There appear to be some common errors that are made along the way when considering that pandemics are not only possible but likely. The first one is analyzing the situation according to a particular political bias. This is a very common mistake these days even though it clearly doesn’t work. Contradictory information in addition to those political biases amplifies the problem. Independent of political bias, it takes the ability to imagine that a pandemic is possible. That approach can be historical, biological, medical or mathematical. Any one of those disciplines can provide the necessary knowledge base. There are concerns today that in the era of social media dynamics – every one is an expert at the rhetorical level. The signal of real expertise is lost in the noise of grabbing for celebrity and the associated benefits. Self-selection leads to all of the adherents of a common belief isolating themselves in one little area on the Internet. That leads to the expected cognitive biases but also the illusion that life can go on as a member of an isolated group with no role in greater society.  Pandemics directly confront that denial.

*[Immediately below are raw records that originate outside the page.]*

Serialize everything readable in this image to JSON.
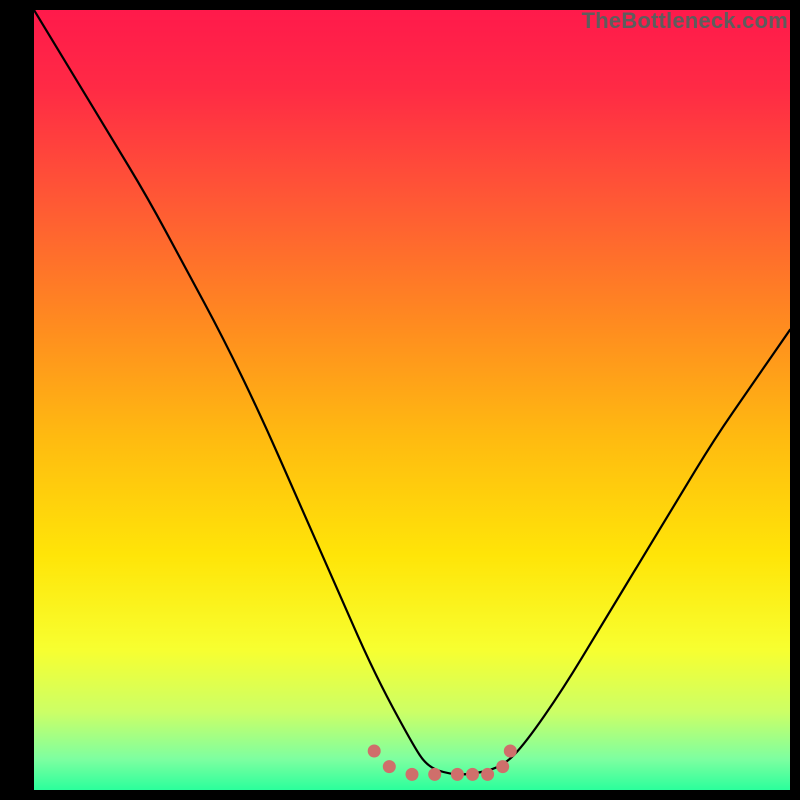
{
  "watermark": "TheBottleneck.com",
  "chart_data": {
    "type": "line",
    "title": "",
    "xlabel": "",
    "ylabel": "",
    "xlim": [
      0,
      100
    ],
    "ylim": [
      0,
      100
    ],
    "grid": false,
    "legend": false,
    "gradient_stops": [
      {
        "offset": 0.0,
        "color": "#ff1a4b"
      },
      {
        "offset": 0.1,
        "color": "#ff2a45"
      },
      {
        "offset": 0.25,
        "color": "#ff5a34"
      },
      {
        "offset": 0.4,
        "color": "#ff8a20"
      },
      {
        "offset": 0.55,
        "color": "#ffbb10"
      },
      {
        "offset": 0.7,
        "color": "#ffe508"
      },
      {
        "offset": 0.82,
        "color": "#f7ff30"
      },
      {
        "offset": 0.9,
        "color": "#ccff66"
      },
      {
        "offset": 0.96,
        "color": "#7effa0"
      },
      {
        "offset": 1.0,
        "color": "#2bff9c"
      }
    ],
    "series": [
      {
        "name": "bottleneck-curve",
        "color": "#000000",
        "x": [
          0,
          5,
          10,
          15,
          20,
          25,
          30,
          35,
          40,
          45,
          50,
          52,
          55,
          58,
          62,
          65,
          70,
          75,
          80,
          85,
          90,
          95,
          100
        ],
        "values": [
          100,
          92,
          84,
          76,
          67,
          58,
          48,
          37,
          26,
          15,
          6,
          3,
          2,
          2,
          3,
          6,
          13,
          21,
          29,
          37,
          45,
          52,
          59
        ]
      },
      {
        "name": "dot-markers",
        "type": "scatter",
        "color": "#cf6f6b",
        "x": [
          45,
          47,
          50,
          53,
          56,
          58,
          60,
          62,
          63
        ],
        "values": [
          5,
          3,
          2,
          2,
          2,
          2,
          2,
          3,
          5
        ]
      }
    ]
  }
}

I did see some bright spots on Beam Avenue today, but not many.  Vehicle and foot traffic is heavy and social isolation is a problem in high congestion areas. If people are expected to wash their hands frequently – washrooms need frequent attention and repair. The focus on cancellation of mass sporting and entertainment events is useful, but day to day sources of possible contamination need attention – especially when there are clearly identified cases and exposures in the area.

People need to stay home unless travelling to congested areas is absolutely necessary.  It is the best way to prevent the severe measures being taken in some countries right now and get through this.